According to a report released on Monday by De Telegraaf, the Netherlands’ former Prime Minister Ruud Lubbers has confirmed that 22 nuclear bombs belonging to the United States have remained stored in his country.
Lubbers, who served as prime minister from 1982-1994, was aware of the presence of the warheads at the time, however recently, he has commented, “I would never have thought those silly things would be there in 2013,” he further added, “I think they are an absolutely pointless part of a tradition in military thinking.”
The report continued to say that the nuclear bombs were buried deep underground at the Volkel Airbase in Brabant. The bombs are said to be B61s, which hold four times as much firepower as those dropped during World War II, on Hiroshima and Nagasaki.

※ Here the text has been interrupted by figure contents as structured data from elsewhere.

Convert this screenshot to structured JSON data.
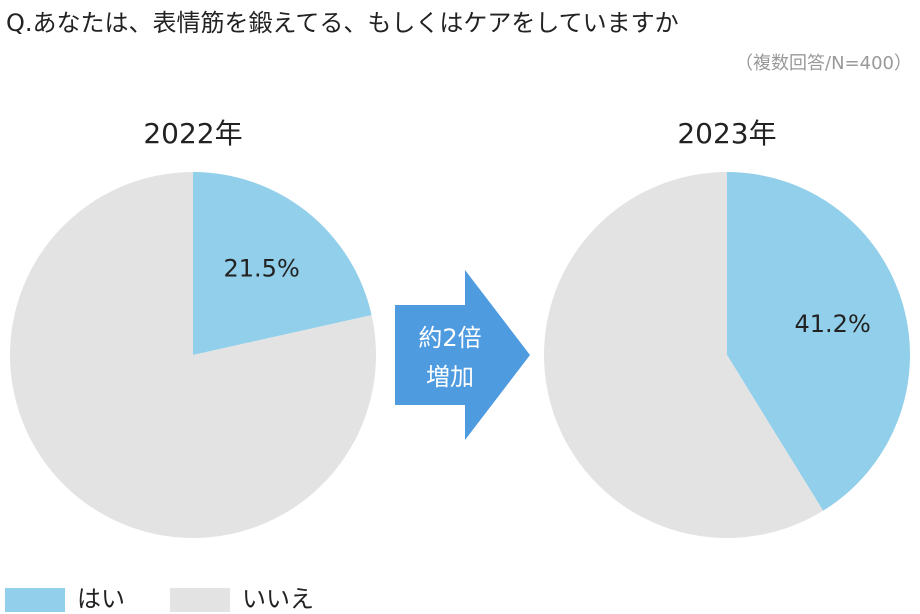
{
  "title": "Q.あなたは、表情筋を鍛えてる、もしくはケアをしていますか",
  "subtitle": "（複数回答/N=400）",
  "annotation": [
    "約2倍",
    "増加"
  ],
  "chart_data": [
    {
      "type": "pie",
      "title": "2022年",
      "categories": [
        "はい",
        "いいえ"
      ],
      "values": [
        21.5,
        78.5
      ],
      "value_labels": [
        "21.5%",
        null
      ],
      "colors": [
        "#92cfea",
        "#e3e3e3"
      ]
    },
    {
      "type": "pie",
      "title": "2023年",
      "categories": [
        "はい",
        "いいえ"
      ],
      "values": [
        41.2,
        58.8
      ],
      "value_labels": [
        "41.2%",
        null
      ],
      "colors": [
        "#92cfea",
        "#e3e3e3"
      ]
    }
  ]
}
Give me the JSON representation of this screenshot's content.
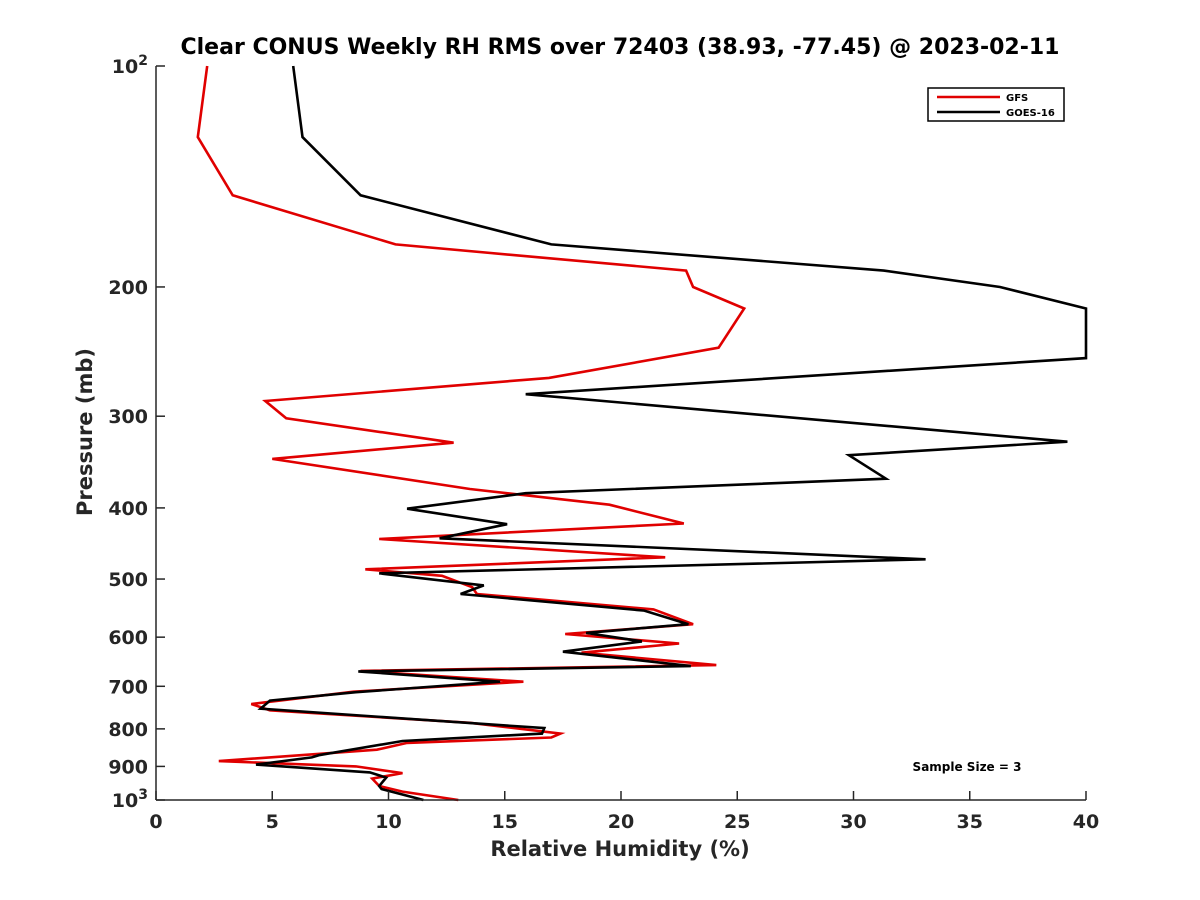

The weapons were first alluded to publicly by a Wikileaks cable late in 2009, which outlined the potential withdrawal of US weapons from Europe, as GlobalPost reports.
“For example, a withdrawal of nuclear weapons from Germany and perhaps from Belgium and the Netherlands could make it very difficult politically for Turkey to maintain its own stockpile, even though it was still convinced of the need to do so,” wrote US Ambassador Philip Murphy in November 2009.
A 2007 report included in the leak said US nuclear weapons had been stored in a vault underneath the Volkel airbase since the 1960s, the era of the Cuban missile crisis, RT writes.